Jeopardizing mobile EU people’s health right? Experiences of young Southern Europeans in Germany
The growing body of work on freedom of movement and intra-EU mobility (Favell, 2008; Recchi, 2015) has barely explored concerns and arrangements about the health needs of young Europeans who move to another European country as well as how can health concerns drive and transform the mobility projects of young Europeans. Drawing from an ethnographic study with Southern Europeans in three Länder of Germany, this paper explores the health needs and experiences of young Europeans in an effort to theories the role of health needs and existing health care arrangements for intra-EU migration.
We build on transnational methodological approach to shed new light on the health experiences and practices of young Southern Europeans who move to Germany to work only to discover that they have limited health coverage.
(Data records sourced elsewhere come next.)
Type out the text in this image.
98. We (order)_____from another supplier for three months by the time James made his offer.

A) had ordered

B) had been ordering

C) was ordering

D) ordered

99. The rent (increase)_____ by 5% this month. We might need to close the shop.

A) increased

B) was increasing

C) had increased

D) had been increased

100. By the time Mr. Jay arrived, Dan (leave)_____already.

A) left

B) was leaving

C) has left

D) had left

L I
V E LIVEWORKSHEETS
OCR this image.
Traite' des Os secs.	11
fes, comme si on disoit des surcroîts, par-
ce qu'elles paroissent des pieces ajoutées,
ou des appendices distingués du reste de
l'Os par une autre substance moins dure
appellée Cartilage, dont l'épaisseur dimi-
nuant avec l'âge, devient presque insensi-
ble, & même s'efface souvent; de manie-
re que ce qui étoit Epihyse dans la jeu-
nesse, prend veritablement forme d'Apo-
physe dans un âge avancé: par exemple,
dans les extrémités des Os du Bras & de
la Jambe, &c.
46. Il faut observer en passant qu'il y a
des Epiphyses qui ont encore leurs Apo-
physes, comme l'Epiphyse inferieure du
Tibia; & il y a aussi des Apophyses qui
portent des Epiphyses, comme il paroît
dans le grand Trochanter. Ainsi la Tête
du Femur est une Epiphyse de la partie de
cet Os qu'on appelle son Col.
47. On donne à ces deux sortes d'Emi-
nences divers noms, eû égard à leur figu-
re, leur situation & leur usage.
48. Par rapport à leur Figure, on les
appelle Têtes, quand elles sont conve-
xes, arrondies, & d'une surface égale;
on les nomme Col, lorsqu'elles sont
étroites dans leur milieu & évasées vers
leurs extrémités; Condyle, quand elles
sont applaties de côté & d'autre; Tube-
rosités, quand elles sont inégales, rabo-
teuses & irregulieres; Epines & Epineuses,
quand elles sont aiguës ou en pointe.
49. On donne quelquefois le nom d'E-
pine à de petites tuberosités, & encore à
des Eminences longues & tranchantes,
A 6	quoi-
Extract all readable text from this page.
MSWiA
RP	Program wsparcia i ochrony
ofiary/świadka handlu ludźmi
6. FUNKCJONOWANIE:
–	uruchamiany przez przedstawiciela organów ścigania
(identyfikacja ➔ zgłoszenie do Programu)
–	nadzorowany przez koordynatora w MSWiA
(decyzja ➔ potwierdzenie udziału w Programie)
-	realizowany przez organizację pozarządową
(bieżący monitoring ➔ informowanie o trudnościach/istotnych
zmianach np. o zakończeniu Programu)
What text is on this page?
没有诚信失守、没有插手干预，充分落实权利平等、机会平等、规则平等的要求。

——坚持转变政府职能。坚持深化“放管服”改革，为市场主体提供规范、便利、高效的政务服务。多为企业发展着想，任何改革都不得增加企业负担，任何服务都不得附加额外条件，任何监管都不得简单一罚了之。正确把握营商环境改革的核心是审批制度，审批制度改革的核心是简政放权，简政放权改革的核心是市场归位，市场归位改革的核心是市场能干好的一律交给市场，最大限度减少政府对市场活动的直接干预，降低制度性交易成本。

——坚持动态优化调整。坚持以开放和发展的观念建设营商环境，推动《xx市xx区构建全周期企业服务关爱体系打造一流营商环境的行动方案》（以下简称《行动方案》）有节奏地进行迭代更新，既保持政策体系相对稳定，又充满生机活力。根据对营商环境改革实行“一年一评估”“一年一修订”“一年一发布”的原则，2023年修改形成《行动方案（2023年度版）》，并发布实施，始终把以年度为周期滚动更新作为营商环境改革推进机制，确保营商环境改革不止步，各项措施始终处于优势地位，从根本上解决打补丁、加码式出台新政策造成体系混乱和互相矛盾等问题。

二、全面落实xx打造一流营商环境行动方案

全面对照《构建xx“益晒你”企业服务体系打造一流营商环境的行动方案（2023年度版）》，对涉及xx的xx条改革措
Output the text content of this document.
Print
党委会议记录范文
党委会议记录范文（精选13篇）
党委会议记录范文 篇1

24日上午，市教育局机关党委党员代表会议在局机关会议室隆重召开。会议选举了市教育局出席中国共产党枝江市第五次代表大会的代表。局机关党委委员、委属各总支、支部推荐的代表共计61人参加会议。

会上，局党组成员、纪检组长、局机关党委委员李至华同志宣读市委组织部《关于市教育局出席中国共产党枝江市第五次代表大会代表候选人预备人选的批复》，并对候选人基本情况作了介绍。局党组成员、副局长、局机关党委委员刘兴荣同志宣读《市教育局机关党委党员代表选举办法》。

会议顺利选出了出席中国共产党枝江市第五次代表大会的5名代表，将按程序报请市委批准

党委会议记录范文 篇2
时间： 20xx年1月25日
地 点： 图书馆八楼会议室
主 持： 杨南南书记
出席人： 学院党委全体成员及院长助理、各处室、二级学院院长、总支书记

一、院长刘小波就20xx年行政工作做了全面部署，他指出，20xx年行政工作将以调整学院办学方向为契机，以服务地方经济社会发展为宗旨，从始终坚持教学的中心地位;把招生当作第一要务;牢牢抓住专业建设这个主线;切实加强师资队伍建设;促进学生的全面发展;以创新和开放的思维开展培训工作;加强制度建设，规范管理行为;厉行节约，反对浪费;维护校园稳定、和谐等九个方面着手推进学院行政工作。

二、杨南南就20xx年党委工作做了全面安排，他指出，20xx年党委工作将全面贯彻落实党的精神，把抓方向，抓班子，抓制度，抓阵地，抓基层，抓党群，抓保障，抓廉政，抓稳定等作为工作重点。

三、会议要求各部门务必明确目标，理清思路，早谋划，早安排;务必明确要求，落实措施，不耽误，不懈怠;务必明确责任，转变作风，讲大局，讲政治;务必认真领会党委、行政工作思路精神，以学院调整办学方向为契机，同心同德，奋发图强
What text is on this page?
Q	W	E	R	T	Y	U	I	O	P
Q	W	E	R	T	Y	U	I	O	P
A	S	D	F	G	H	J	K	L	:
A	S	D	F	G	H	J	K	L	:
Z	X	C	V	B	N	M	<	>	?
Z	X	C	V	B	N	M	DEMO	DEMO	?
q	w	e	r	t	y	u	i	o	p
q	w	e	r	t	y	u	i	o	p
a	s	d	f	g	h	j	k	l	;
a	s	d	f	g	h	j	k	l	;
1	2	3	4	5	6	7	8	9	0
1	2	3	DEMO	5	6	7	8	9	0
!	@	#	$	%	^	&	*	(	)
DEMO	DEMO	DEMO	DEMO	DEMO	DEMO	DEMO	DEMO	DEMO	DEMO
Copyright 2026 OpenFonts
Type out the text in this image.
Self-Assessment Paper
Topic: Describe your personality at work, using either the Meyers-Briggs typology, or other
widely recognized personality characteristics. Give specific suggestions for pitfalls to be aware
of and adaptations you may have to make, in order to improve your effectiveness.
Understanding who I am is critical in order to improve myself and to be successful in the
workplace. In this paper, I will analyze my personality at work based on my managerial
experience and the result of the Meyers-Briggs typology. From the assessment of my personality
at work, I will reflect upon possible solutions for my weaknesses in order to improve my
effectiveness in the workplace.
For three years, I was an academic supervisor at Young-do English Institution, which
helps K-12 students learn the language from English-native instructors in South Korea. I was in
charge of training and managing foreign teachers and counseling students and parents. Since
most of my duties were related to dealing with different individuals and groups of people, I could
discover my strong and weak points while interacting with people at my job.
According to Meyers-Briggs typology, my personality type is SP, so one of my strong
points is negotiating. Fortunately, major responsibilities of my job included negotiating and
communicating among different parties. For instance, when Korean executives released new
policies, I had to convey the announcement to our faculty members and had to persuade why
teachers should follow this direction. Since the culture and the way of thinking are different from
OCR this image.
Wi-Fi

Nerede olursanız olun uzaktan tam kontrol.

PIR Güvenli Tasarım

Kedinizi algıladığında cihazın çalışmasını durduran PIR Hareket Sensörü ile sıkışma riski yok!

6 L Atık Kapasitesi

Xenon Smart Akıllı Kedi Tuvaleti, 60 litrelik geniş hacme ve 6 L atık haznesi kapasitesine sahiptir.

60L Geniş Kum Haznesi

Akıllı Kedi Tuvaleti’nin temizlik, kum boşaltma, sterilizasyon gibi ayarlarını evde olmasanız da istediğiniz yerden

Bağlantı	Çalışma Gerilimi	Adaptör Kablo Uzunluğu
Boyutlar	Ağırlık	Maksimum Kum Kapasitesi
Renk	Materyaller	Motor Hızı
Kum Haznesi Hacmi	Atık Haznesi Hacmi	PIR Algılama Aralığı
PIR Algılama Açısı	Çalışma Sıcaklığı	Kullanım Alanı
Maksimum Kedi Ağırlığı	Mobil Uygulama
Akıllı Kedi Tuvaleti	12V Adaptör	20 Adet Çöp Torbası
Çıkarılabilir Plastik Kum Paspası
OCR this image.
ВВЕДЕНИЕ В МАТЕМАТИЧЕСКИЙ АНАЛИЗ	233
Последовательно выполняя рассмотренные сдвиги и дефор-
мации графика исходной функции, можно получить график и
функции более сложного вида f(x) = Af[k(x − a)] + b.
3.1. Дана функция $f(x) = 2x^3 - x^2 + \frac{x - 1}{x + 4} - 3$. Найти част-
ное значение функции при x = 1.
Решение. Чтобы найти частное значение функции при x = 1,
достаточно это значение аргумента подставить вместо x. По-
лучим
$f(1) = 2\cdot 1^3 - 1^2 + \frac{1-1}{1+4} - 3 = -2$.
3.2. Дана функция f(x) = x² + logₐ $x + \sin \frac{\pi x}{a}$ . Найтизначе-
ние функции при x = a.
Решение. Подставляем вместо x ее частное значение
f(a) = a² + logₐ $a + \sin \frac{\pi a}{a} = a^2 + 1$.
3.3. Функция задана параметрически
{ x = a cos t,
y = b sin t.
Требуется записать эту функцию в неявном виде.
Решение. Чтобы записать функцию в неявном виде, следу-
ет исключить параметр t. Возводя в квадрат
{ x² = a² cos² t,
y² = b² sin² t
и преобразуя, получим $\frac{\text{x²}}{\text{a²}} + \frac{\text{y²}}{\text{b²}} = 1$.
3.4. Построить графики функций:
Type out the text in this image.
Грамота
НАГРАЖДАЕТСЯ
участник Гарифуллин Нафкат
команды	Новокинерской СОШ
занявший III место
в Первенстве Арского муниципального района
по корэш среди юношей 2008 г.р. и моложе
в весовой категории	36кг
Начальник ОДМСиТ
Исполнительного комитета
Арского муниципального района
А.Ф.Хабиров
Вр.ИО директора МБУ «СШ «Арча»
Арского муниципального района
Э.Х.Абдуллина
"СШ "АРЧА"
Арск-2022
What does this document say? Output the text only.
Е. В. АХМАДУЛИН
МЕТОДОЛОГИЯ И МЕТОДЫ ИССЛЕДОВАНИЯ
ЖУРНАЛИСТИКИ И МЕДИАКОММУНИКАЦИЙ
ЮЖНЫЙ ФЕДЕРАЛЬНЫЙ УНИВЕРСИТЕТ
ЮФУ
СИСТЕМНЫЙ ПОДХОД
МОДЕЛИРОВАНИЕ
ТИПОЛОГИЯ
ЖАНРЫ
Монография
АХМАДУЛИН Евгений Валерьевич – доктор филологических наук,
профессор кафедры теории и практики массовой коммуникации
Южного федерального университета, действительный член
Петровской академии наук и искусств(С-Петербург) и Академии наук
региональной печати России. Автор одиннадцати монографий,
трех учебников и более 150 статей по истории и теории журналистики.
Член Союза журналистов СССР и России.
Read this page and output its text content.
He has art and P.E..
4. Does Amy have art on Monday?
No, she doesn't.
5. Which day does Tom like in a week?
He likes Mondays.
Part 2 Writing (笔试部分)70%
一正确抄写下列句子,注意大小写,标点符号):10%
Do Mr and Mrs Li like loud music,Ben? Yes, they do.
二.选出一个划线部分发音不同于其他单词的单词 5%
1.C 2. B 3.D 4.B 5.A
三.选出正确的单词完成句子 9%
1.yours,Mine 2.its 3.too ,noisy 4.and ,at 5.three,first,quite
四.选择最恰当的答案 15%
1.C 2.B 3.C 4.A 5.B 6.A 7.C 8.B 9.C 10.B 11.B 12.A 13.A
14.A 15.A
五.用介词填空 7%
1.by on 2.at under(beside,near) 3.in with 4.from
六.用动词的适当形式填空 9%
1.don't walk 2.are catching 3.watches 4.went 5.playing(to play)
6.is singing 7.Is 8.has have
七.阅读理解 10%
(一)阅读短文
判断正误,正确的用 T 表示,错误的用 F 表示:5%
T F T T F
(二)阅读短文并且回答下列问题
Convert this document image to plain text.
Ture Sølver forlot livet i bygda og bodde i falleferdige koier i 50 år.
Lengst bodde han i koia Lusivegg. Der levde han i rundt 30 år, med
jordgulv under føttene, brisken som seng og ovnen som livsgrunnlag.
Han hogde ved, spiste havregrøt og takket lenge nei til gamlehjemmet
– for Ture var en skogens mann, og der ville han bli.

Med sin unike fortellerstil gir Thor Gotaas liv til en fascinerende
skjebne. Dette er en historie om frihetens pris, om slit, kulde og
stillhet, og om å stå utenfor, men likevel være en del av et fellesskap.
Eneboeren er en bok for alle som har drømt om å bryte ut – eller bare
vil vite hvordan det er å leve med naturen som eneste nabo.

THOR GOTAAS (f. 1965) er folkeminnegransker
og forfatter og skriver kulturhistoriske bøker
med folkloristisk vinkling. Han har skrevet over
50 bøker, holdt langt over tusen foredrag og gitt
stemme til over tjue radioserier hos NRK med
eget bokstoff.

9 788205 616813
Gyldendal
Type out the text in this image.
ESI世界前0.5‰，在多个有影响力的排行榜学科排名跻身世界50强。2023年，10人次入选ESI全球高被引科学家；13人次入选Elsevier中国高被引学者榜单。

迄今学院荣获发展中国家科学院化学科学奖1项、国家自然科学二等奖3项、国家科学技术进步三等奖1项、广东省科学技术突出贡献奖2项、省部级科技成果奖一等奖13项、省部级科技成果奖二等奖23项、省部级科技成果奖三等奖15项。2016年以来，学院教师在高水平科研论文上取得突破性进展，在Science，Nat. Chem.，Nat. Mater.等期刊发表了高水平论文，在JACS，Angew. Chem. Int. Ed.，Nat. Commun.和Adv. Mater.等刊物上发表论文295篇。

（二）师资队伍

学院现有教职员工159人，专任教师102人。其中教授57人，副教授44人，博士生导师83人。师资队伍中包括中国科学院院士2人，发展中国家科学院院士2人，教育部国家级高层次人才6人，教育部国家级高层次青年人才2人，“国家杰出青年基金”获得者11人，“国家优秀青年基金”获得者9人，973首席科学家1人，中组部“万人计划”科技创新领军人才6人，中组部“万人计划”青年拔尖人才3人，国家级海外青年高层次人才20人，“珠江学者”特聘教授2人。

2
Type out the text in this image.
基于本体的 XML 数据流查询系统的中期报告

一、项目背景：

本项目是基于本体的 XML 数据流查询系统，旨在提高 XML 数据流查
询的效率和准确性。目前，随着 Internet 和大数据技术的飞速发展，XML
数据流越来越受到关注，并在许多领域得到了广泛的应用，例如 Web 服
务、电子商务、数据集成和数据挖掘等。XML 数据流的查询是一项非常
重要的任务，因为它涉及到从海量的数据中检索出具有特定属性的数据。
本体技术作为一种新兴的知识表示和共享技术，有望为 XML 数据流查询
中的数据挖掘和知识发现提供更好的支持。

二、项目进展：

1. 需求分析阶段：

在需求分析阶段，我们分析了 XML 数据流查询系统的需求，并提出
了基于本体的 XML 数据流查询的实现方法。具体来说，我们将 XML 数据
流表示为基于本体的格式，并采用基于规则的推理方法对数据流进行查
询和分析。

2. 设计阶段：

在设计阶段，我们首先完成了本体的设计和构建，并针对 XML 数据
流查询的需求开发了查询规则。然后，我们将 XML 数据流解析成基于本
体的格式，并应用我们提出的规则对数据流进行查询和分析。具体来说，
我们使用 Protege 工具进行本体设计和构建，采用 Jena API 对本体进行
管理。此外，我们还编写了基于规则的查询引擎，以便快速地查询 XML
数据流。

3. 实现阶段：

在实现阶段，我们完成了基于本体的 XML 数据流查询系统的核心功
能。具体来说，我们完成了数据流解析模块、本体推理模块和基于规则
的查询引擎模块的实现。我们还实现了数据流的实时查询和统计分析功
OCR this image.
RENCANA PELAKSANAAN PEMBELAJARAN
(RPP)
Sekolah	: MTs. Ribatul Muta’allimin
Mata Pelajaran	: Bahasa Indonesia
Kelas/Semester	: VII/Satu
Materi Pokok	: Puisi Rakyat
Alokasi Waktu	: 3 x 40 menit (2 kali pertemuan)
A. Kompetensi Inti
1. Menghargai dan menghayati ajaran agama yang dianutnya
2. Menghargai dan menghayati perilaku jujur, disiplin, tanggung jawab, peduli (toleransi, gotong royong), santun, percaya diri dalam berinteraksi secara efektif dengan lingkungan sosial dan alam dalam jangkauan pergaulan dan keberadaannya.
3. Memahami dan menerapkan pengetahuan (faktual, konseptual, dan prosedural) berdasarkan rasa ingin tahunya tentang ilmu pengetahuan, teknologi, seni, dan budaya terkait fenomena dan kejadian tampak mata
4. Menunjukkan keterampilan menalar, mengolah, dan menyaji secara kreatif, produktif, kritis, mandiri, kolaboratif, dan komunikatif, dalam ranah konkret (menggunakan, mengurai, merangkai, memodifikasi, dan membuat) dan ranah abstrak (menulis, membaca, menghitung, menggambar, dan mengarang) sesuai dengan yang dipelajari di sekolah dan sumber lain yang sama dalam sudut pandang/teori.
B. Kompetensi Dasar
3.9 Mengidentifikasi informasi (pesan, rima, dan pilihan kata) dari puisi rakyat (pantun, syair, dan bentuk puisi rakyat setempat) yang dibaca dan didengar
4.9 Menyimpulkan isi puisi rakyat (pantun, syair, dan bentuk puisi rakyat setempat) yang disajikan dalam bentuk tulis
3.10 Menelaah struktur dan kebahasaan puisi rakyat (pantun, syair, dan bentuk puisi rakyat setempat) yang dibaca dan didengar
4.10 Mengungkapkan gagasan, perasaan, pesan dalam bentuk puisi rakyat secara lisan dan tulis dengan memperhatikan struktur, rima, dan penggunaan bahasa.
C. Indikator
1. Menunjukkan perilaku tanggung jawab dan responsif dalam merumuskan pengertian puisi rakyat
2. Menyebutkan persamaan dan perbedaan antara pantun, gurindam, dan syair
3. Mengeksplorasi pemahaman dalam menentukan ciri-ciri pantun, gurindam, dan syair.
Following the economic crisis and the growing Welfare Chauvinism (Lafleur and Stanek, 2017), there were ample changes in the Southern European states health insurances for citizens who reside abroad as well as in Germany. Findings highlight the subjectivity of European citizens to bricolage health care provisions at destination, origin and in the market (Phillimore et al., 2018). While those with more generous health coverage in home countries prefer to meet their health needs at home, those with limited coverage experience a sense of betrayal, question their decision to move, speak of a failure of EU to provide such rights to EU citizens and assume their migrant condition.